Sıffın’da tam yetmiş bin kişinin can verdiği söylenir. Rakam ne kadar doğrudur bilmiyoruz ama o günlere dair yaşanan acıların çok büyük olduğu bakidir. Ayrıca Sıffın’a dair açılan yaranın Ali açısından çok büyük olduğunu biliyoruz.  O kadar ki Ali’yi öldürecek hançerin izini sürdüğümüzde tarih bu günleri karşımıza çıkaracaktır. Elbette Sıffın öncesi de bu tarihe eklenebilir, lakin Sıffın’ın yeri çok daha büyüktür.

Bir defa kardeşi Akil b. Ebu Talib’de Muaviye safındadır, Ömer’in oğlu Ubeydullah’da. Doksan yaşını aşmış halde Ali’nin yanından ayrılmayan Ammar bu savaşta ölür. Hakem kararı ise kabul edilecek gibi değildir Eşas b. Kays önderliğindeki güçler adeta Ali’yi buna zorlar; Muaviye durduk yerde olmadık bir mertebe kazanır, Ali’nin karşısında “meşru” bir isim olarak öne çıkarılır. Üstelik bunu Ali’nin valiliğini de yapmış olan Eşas yapar. İşler burada da bitmez Muaviye’nin hakemi, onun en yakın adamı olan Amr b. As olurken, Ali’nin hakemi Ali’ye de olan uzaklığıyla da öne çıkan Ebu Musa El Eşari olur.

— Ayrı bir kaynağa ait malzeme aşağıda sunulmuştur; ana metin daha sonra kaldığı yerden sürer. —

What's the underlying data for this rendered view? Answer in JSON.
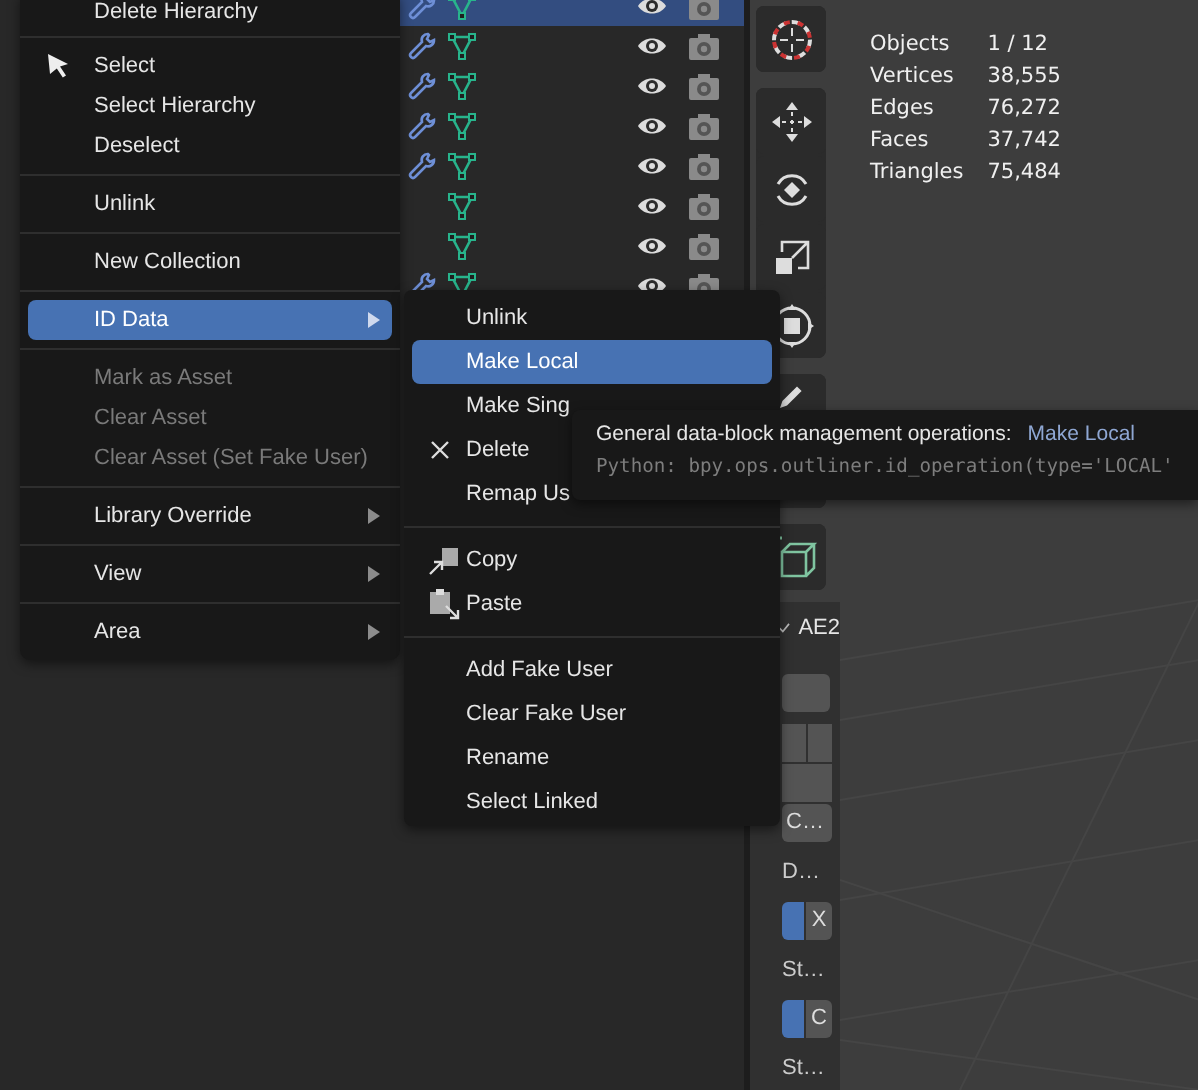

Üstelik Ali’nin tepkisine rağmen süreç böyle gelişir. Sanki Ali bağrındaki o hançere hazırlanır, sanki yanındakiler Ali’nin değil Muaviye’nin adamlarıdır. Kılıçlar belki ellerindedir ama kınını tutan Muaviye gibidir. Böyle günler yaşar Ali, böyle zamanlardan geçer. Vuslat yaklaşmaktadır artık.

Haricilerle yaşadığı ayrışma yıllardır yaşadığı hayal kırıklıklarının son halkasını oluşturur. Muaviye’ye karşı omuz omuza Ali’yle birlikte savaş Hariciler, savaşta yaşanan olaylar sonrasında Ali’nin karşısına çıkar, dahası onu kafir ilan eder. Ve bir sabah İbn Mülcem isimli bir harici elindeki hançerle Ali’nin karşısına çıkar. Ali o hançerin açtığı yara üzerine yaşamını kaybeder. Fakat biz biliyoruz ki, Ali’nin bağrındaki hançerin sahibi yalnız İbn Mülcem değildir; Hançeri tutan belki oydu ama o hançeri kınından çıkaranlar, o güne getirenler yıllar içerisinde Ali’yi adeta ölüme hazırlayanlardı, üstelik onlar Ali’nin tanıdıklarıydı. Yaranın izinden biliyoruz.